Mulher e Filosofia – o livro de Juliana Pacheco
Prefácio
Desde a publicação em 2002 do livro As Mulheres e a Filosofia, que ajudei a organizar junto a Magali Menezes e Edla Eggert, autoras que participam com excelentes textos da publicação que ora temos em mãos, as pesquisas e debates relativos aos temas feministas em filosofia tem avançado em nosso contexto acadêmico.
Junto ao livro Mulheres, Filosofia ou Coisas do Gênero (EDUNISC, 2012),organizado por mim e Bárbara Valle, e Filosofia: Machismos e feminismos (UFSC, 2014), publicado pela colega Maria de Lourdes Borges (com minha modesta participação), podemos dizer que esse Mulher e Filosofia: as relações de gênero no pensamento filosófico, organizado pela estudante de filosofia Juliana Pacheco, vem a contribuir para o avanço não apenas da investigação relativa à história da filosofia, mas também à reflexão sobre os limites do pensamento filosófico desvinculado da questão de gênero.
Hoje, as pensadoras e estudiosas que se ocupam em debater o tema gênero em suas diversas linhas de investigação, tem produzido uma verdadeira reviravolta crítica.

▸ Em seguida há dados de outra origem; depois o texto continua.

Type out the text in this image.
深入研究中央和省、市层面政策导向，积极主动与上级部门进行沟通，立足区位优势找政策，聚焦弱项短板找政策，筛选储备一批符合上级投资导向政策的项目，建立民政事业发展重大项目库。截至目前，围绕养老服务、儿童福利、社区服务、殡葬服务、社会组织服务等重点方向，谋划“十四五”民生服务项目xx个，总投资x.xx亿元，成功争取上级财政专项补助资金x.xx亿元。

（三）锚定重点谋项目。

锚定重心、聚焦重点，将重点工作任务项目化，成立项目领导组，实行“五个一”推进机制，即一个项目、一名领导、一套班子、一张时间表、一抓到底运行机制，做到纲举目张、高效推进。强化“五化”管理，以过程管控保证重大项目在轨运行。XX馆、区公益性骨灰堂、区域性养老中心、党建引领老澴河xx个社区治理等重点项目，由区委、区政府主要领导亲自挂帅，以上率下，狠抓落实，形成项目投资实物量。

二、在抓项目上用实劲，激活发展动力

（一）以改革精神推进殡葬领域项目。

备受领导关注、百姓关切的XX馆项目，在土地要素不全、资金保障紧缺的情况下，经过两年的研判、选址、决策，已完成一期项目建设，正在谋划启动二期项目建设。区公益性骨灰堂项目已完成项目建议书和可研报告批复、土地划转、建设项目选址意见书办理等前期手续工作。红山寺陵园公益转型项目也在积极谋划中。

Esse turning point crítico tem a marca política do feminismo. Uma marca antes impressa em termos epistemológicos e éticos. As páginas que seguem estabelecem parâmetros a partir dos quais é possível pensar o problema de gênero sem nenhuma pretensão de esgotar a questão ou de dar respostas definitivas. A intenção dos artigos que seguem é abrir espaço para pensar mais, sem medo de enfrentar os monstros historicamente moldados pelas regras epistemológicas da dominação masculina que se ocupam em excluir a questão gênero de modo a excluir mulheres e outros sujeitos, em nome de um sujeito absoltuto masculino e totalizante.

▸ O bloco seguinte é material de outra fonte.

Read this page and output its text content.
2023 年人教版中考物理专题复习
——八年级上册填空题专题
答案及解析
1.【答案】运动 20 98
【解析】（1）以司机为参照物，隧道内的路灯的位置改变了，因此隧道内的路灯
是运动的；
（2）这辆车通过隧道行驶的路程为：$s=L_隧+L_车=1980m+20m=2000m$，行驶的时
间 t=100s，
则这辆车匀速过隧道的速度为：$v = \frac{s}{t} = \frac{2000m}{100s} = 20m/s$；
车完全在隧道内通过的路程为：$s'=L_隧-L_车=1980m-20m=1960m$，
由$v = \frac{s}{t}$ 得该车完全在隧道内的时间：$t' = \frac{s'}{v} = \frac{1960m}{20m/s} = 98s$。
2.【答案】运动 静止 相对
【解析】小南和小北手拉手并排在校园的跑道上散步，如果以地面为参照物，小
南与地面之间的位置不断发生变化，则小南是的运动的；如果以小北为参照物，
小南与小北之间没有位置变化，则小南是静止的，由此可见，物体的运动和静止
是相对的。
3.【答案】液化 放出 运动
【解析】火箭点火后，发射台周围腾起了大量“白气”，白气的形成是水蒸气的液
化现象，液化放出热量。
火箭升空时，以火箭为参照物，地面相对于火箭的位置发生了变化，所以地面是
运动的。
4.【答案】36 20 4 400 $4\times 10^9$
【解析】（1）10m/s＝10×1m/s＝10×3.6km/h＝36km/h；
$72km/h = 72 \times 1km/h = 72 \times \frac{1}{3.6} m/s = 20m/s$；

Se pudermos dizer que há uma chave de leitura relativa ao conjunto dos textos a seguir, ela será a consciência da precariedade dos discursos dos filósofos tradicionais, enquanto esses filósofos eram homens e, a seu tempo, machistas. A construção de um ideal feminino ou de uma natureza da mulher é desmontada em diversos dos textos que seguem para trazer à luz outras perspectivas. Questões interculturais são contempladas para dar lugar ao que a filosofia tradicional, estreita e angustiante, não é capaz de tratar. Se no resgate a pensadoras como Simone de Beauvoir – muito falada, pouco lida – somos levados a repensar a tradição, quando lemos sobre Glória Anzaldúa, somos convidados a olhar para outros contextos de pensamento, a pensar o feminismo enquanto força que permite quebrar o paradigma eurocêntrico com o qual nos acostumamos a trabalhar com a filosofia estrita do cânone sexista vigente. Todos os textos buscam o exercício de um livre pensar, crítico e comprometido com a filosofia e o feminismo.

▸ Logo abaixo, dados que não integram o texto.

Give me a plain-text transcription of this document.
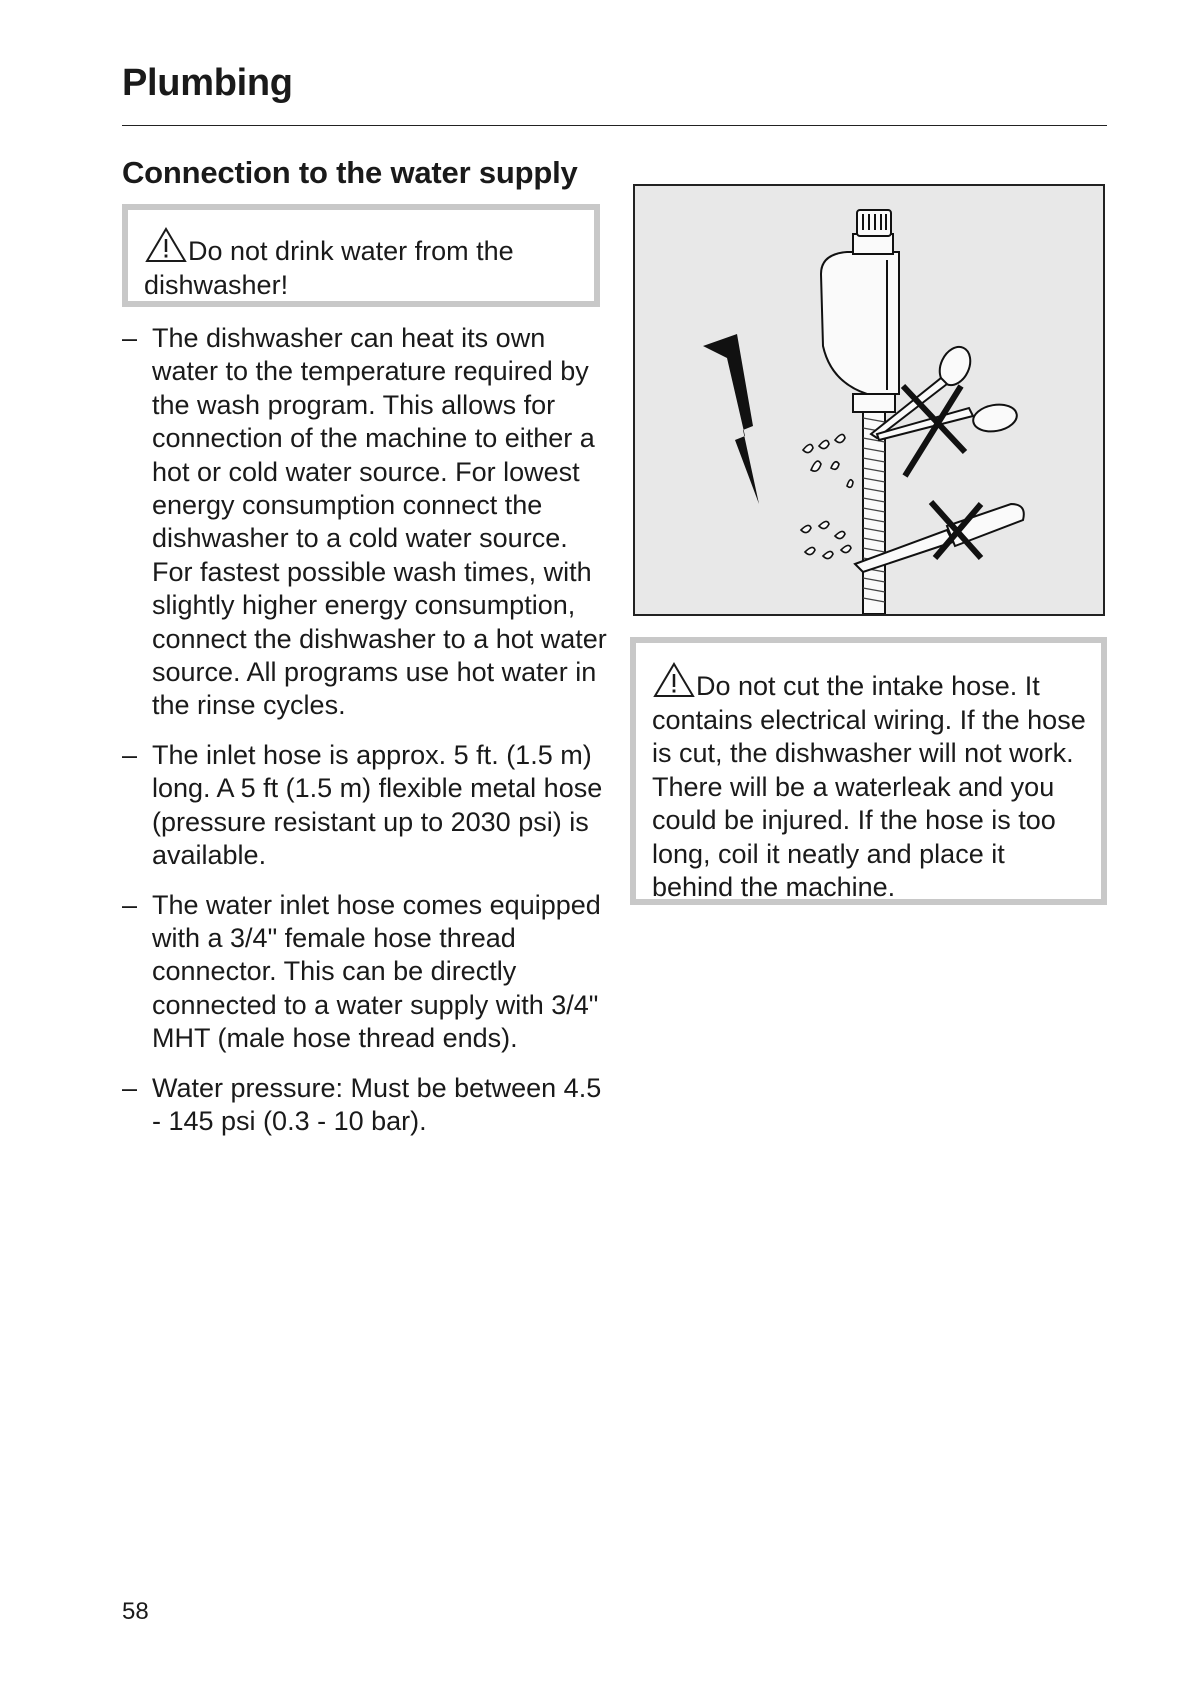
Plumbing
Connection to the water supply
Do not drink water from the dishwasher!
– The dishwasher can heat its own water to the temperature required by the wash program. This allows for connection of the machine to either a hot or cold water source. For lowest energy consumption connect the dishwasher to a cold water source. For fastest possible wash times, with slightly higher energy consumption, connect the dishwasher to a hot water source. All programs use hot water in the rinse cycles.
– The inlet hose is approx. 5 ft. (1.5 m) long. A 5 ft (1.5 m) flexible metal hose (pressure resistant up to 2030 psi) is available.
– The water inlet hose comes equipped with a 3/4" female hose thread connector. This can be directly connected to a water supply with 3/4" MHT (male hose thread ends).
– Water pressure: Must be between 4.5 - 145 psi (0.3 - 10 bar).
Do not cut the intake hose. It contains electrical wiring. If the hose is cut, the dishwasher will not work. There will be a waterleak and you could be injured. If the hose is too long, coil it neatly and place it behind the machine.
58
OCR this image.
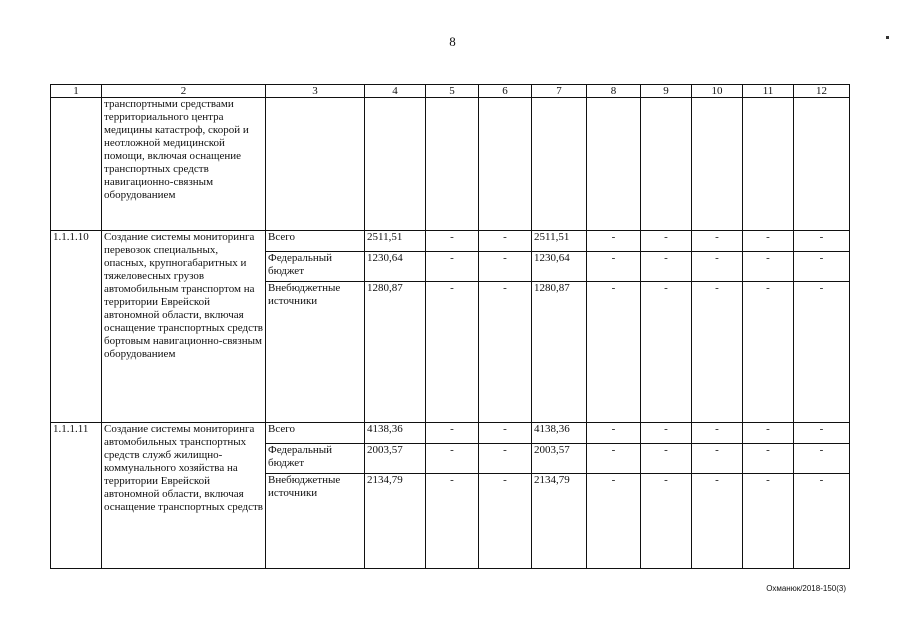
8
1	2	3	4	5	6	7	8	9	10	11	12
	транспортными средствами территориального центра медицины катастроф, скорой и неотложной медицинской помощи, включая оснащение транспортных средств навигационно-связным оборудованием										
1.1.1.10	Создание системы мониторинга перевозок специальных, опасных, крупногабаритных и тяжеловесных грузов автомобильным транспортом на территории Еврейской автономной области, включая оснащение транспортных средств бортовым навигационно-связным оборудованием	Всего	2511,51	-	-	2511,51	-	-	-	-	-
		Федеральный бюджет	1230,64	-	-	1230,64	-	-	-	-	-
		Внебюджетные источники	1280,87	-	-	1280,87	-	-	-	-	-
1.1.1.11	Создание системы мониторинга автомобильных транспортных средств служб жилищно-коммунального хозяйства на территории Еврейской автономной области, включая оснащение транспортных средств	Всего	4138,36	-	-	4138,36	-	-	-	-	-
		Федеральный бюджет	2003,57	-	-	2003,57	-	-	-	-	-
		Внебюджетные источники	2134,79	-	-	2134,79	-	-	-	-	-
Охманюк/2018-150(3)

Na ocasião da publicação de As Mulheres e a Filosofia, o tema “mulheres” era algo bastante estranho como foco de pesquisa acadêmica. As mulheres que decidiam escrever sobre isso tinham que se justificar. Hoje as coisas começam a mudar. Mas as mulheres não deixaram de ser um tanto estranhas, vistas que são como intrusas ou, pelo menos, como seres exóticos, nesse universo fechado de homens da qual a vertente de pesquisa chamada “história da filosofia”, tendência dominante da filosofia brasileira, confirma a proteção ao sexismo sem a qual muitos pensam que a filosofia pode perder seu lugar. De que filosofia falam? Certamente não de uma filosofia isenta. O feminismo, nesse sentido, é a autocrítica mais perfeita da filosofia, sem a qual não será possível avançar em termos de reflexão.
Por um lado, no Brasil, ainda são poucas as professoras de filosofia e relativamente poucas são as estudantes. Mas essa presença escassa de mulheres na vida acadêmica e na pesquisa filosófica não é o único problema que nos restou diante de uma história de exclusão das mulheres do âmbito essencial do pensamento. Do mesmo modo, poucas pessoas estão atentas à questão do significante “mulher” como um tema a ser investigado.
Ora, o que os filósofos disseram sobre a “mulher” interfere absolutamente no que aconteceu com as “mulheres” dentro e fora do campo formal da filosofia. O livro que se apresenta ao leitor neste momento, abre portas e janelas para fazer entrar ar e luz na casa fechada da filosofia como um conjunto de pensamentos obscuros a partir dos quais muitos se acostumam a raciocinar. O mais do mesmo sexista, teto e chão dessa construção, precisa ser posto abaixo.
A superação desse cosmos sufocante depende da coragem filosófica que esse livro nos oferece.